I try to receive two joystick values using only xbee placed on sparkfun regulated board (Coordinator API) and process these data on Arduino Uno connected to other xbee s2b placed on explorer board.(Router API). I configured xbees using X-CTU properly and I adjusted DIO0 and DIO1 to ADC[2] on Router Xbee. There is no problem when working with one joystick. But when I try to receive two joystick values at the same time, they are not working correctly. When I look the incoming data on serial monitor, I see;
https://lh3.googleusercontent.com/-20vjr0EchsQ/VqyZXgq84VI/AAAAAAAAA_0/WhEtoOU61vA/s1280-Ic42/Screenshot_3.jpg
My Arduino code is:
int packet[32];
void setup()
{
Serial.begin(9600);
}
void loop(){
if (Serial.available() > 0) {
if (Serial.read() == 0x7E) {
packet[0] = 0x7E; //start delimiter
packet[1] = readByte(); //MSB1
packet[2] = readByte(); //MSB2
int dataLength = (packet[1] << 8) | packet[2]; //between the length and the checksum
printPacket(dataLength+4);
Serial.println("");
}
}
delay(1000);
}
void printPacket(int k) {
for(int i=0; i < k; i++) {
Serial.print(packet, HEX);
Serial.print(" ");
delay(1000);
}
}
int readByte() {
while (true) {
if (Serial.available() > 0) {
return Serial.read();
}
}
}
What is the point I missed? Can you help me about this issue. Thank you in advance.
The delay(1000) statements may be causing you to lose characters from your serial buffer, and might not be necessary.
The code you shared appears incomplete. Where are you reading the dataLength bytes of the packet? How does printPacket() print the bytes?
Your inbound packet buffer should be larger -- I think the XBee S2B can have network payloads of up to 255 characters, in addition to the frame header and checksum.
You've created a blocking readByte() call, which isn't good program design.
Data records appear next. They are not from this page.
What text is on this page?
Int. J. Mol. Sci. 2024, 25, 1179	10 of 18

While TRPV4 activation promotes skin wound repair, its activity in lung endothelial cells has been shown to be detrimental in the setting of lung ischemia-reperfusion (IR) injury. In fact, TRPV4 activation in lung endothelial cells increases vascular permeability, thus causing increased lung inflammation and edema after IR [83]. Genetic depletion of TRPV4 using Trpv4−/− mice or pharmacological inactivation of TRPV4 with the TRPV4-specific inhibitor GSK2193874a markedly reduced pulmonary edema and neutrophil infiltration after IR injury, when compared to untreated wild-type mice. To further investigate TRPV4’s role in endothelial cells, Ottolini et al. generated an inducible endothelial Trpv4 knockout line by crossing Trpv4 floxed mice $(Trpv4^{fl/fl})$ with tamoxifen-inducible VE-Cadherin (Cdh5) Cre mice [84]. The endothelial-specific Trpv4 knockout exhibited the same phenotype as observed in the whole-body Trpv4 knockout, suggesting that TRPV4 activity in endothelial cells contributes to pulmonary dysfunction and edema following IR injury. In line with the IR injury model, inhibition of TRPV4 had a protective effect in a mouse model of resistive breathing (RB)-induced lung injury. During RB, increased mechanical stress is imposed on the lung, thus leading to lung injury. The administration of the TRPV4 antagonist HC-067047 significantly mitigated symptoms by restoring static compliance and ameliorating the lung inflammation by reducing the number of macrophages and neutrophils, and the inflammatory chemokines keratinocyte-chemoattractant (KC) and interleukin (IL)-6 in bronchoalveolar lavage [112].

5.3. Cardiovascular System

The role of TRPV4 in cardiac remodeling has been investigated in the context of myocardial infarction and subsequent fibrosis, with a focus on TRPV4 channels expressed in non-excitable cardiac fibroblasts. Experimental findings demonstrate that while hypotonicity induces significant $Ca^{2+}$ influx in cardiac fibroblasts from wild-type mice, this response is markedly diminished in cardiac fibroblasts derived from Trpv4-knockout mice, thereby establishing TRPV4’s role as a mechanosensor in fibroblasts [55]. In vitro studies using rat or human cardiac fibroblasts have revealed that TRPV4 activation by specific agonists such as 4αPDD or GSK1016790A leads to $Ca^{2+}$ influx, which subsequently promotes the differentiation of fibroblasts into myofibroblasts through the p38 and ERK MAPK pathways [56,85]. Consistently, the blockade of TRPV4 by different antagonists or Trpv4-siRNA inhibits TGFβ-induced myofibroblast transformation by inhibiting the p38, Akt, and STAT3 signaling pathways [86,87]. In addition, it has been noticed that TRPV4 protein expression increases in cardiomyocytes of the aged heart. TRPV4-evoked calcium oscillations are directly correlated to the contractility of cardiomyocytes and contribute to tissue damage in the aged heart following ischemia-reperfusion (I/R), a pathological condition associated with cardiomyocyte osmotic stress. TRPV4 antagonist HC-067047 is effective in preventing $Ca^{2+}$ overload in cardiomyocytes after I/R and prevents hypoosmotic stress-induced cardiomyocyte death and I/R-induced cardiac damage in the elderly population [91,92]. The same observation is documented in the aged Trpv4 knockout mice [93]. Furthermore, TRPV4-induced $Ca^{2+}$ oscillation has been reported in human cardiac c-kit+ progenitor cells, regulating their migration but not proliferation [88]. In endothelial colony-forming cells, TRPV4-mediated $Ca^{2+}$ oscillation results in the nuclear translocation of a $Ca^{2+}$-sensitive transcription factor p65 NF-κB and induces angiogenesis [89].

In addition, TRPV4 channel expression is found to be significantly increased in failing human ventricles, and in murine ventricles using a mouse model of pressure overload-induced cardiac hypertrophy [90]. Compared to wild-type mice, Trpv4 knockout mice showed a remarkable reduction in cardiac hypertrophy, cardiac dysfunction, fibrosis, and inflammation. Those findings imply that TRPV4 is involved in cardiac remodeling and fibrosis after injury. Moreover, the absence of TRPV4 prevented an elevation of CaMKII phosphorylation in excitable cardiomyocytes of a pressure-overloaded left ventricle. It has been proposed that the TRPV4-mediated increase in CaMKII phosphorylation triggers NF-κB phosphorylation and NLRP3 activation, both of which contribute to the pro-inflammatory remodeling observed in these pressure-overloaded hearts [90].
Consider something like this instead:
unsigned char packet[300];
int packet_index = 0;
int packet_length;
void loop() {
while (Serial.available() > 0) {
packet[packet_index++] = Serial.read();
if (packet_index == 3) {
packet_length = (packet[1] << 8) | packet[2];
}
if (packet_index > 2 && packet_index == packet_length) {
print_packet();
packet_index = 0;
}
}
}
void print_packet() {
int i;
for (i = 0; i < packet_length; ++i) {
Serial.print(packet[i], HEX);
Serial.print(" ");
}
Serial.println("");
}
If you have too much data to print and you're overflowing your outbound serial buffer, try increasing the speed of the console's serial port to 115200bps. Or print the bytes as you receive them instead of waiting until the packet is complete.